Tuesday, May 05, 2009
From the archive: Pay enough or not at all
Following up on the earlier post on the fact that monetary incentives might lead to worse outcomes, a paper by Uri Gneezy and Aldo Rustichini further confirms that monetary incentives can actually reduce performance. However, they also find that larger monetary incentives do increase performance. The paper can be found here. Here is the abstract:
Economists usually assume that monetary incentives improve performance, and psychologists claim that the opposite may happen. We present and discuss a set of experiments designed to test these contrasting claims.
We found that the effect of monetary compensation on performance was not monotonic. In the treatments in which money was offered, a larger amount yielded a higher performance. However, offering money did not always produce an improvement: subjects who were offered monetary incentives performed more poorly than those who were offered no compensation. Several possible interpretations of the results are discussed.
Their results are based on two experiments. In the first experiment, students answered questions on a test which largely tested effort. All students were promised a fixed payment for participation; however, some students were paid an additional sum based on the number of questions they answered correctly. One group was given 10 cents per correct answer, another $1 per correct answer, and another $3 per correct answer. The group getting 10 cents per correct answer performed significantly worse than the group not getting any additional payment (and this group did worse then the $1 and $3 groups).
In the second experiment, the researchers introduced incentives to a public service day which occurs regularly in Israel. Apparently, certain days during the year students take to the streets to collect donations for various causes. Three groups of students were studies. In one group, no additional incentives were introduced. In another group students received 1 percent of what they raised. And in the other group they received 10 percent of what they raised. In both of the treatment groups it was made clear that the money was being paid by the researchers and was not coming out of the money that was being raised. Again, the no treatment group out performed the small incentive group, and in this experiment they equaled the high treatment group.
If firms pay workers bonuses for effort in addition to their base wage in an attempt to give them an incentive to try harder, it may backfire because the worker may think (or realize) that his base wage is compensation simply for showing up on time every day and making minimal effort. This is probably especially true if the firm introduces the effort incentive after the worker has been working at the firm for a period of time. He's basically getting his base wage with no cost to him, and he has another "effort job" on top of that where the compensation is 100% commission based.
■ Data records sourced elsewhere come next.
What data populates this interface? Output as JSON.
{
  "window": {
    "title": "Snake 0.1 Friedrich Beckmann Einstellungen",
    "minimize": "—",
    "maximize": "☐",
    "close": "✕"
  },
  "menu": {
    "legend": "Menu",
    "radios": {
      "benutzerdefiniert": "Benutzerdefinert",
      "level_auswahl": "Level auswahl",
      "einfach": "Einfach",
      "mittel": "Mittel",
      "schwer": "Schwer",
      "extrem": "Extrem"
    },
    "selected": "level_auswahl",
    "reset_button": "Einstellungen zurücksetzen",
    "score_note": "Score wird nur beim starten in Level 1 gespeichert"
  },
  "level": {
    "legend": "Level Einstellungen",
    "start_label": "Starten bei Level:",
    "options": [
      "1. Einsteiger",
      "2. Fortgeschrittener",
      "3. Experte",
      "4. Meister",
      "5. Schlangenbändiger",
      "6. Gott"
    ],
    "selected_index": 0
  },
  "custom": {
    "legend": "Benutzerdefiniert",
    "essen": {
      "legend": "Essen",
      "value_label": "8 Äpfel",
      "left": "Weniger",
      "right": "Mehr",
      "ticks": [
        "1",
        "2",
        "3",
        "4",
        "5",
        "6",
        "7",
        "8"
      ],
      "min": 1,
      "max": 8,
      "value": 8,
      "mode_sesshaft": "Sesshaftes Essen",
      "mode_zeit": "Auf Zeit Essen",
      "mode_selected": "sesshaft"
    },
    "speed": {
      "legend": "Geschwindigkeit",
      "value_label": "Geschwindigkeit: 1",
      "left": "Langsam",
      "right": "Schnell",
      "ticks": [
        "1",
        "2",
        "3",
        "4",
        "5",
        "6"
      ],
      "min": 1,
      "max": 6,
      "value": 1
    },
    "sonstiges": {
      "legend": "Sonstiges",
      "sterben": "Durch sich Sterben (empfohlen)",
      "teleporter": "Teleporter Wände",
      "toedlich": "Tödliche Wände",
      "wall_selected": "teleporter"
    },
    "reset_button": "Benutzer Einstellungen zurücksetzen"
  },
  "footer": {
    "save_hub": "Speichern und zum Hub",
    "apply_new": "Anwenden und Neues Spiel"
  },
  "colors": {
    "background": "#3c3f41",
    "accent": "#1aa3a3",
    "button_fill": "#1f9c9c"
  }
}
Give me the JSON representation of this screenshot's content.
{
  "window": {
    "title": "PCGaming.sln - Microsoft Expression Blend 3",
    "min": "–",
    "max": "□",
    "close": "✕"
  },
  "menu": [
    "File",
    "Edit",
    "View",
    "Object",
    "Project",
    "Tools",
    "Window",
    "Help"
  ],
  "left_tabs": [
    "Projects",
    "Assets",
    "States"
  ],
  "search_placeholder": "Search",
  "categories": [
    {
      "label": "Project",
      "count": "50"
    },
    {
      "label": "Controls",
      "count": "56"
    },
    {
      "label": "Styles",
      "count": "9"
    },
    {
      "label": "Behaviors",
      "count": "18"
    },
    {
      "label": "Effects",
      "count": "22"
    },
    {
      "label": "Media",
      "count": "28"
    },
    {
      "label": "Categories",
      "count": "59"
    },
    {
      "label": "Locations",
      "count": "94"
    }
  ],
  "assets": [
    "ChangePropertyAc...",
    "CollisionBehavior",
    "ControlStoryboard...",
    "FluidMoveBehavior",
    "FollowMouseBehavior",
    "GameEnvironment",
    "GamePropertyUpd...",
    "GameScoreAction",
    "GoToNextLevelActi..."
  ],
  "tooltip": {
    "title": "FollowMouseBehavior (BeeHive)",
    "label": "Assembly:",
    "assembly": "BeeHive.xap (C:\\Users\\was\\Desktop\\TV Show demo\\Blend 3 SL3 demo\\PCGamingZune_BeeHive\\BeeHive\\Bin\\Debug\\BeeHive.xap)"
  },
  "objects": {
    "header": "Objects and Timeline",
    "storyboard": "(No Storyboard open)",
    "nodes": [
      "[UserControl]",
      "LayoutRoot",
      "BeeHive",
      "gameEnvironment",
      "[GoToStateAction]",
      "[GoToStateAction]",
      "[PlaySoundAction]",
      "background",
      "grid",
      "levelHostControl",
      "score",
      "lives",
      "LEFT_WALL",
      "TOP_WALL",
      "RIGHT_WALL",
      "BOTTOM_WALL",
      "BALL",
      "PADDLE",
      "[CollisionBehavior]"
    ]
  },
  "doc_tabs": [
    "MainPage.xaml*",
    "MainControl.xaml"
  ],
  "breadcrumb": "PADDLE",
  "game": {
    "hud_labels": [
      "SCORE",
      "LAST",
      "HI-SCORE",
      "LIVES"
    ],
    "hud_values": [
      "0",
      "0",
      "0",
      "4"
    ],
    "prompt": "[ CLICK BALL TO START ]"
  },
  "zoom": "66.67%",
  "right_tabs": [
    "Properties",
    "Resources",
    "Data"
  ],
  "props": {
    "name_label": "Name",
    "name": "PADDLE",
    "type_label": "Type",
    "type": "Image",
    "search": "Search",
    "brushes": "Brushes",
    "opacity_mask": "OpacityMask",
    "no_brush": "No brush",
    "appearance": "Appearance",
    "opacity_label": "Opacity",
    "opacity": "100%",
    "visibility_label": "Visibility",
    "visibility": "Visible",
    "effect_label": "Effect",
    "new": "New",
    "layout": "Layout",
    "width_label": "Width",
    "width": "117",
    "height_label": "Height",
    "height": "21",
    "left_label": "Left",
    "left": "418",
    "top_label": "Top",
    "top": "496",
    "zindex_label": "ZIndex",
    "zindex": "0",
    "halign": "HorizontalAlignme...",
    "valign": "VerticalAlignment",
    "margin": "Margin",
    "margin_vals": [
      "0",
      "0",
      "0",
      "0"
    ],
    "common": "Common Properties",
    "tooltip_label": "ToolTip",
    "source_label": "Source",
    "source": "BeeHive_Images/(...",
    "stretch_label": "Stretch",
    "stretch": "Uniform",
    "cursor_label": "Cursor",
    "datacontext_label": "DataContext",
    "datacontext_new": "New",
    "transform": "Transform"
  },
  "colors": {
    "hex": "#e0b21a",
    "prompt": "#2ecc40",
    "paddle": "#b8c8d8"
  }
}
Looking at it from the other side, we can explain it in a similar way. The act of working is usually negative; it is something that we would rather not do. But if we were sacrificing a bonus, then suddenly we would be justified in slacking off because we would be giving up this bonus as compensation. While I'm sure that this is the exact opposite of employer intentions, it is in each workers mind in which this transaction is justified. If, however, the bonus is large, the benefits from earning that bonus would outweigh the benefit of being allowed to slack off, and output would most likely go up.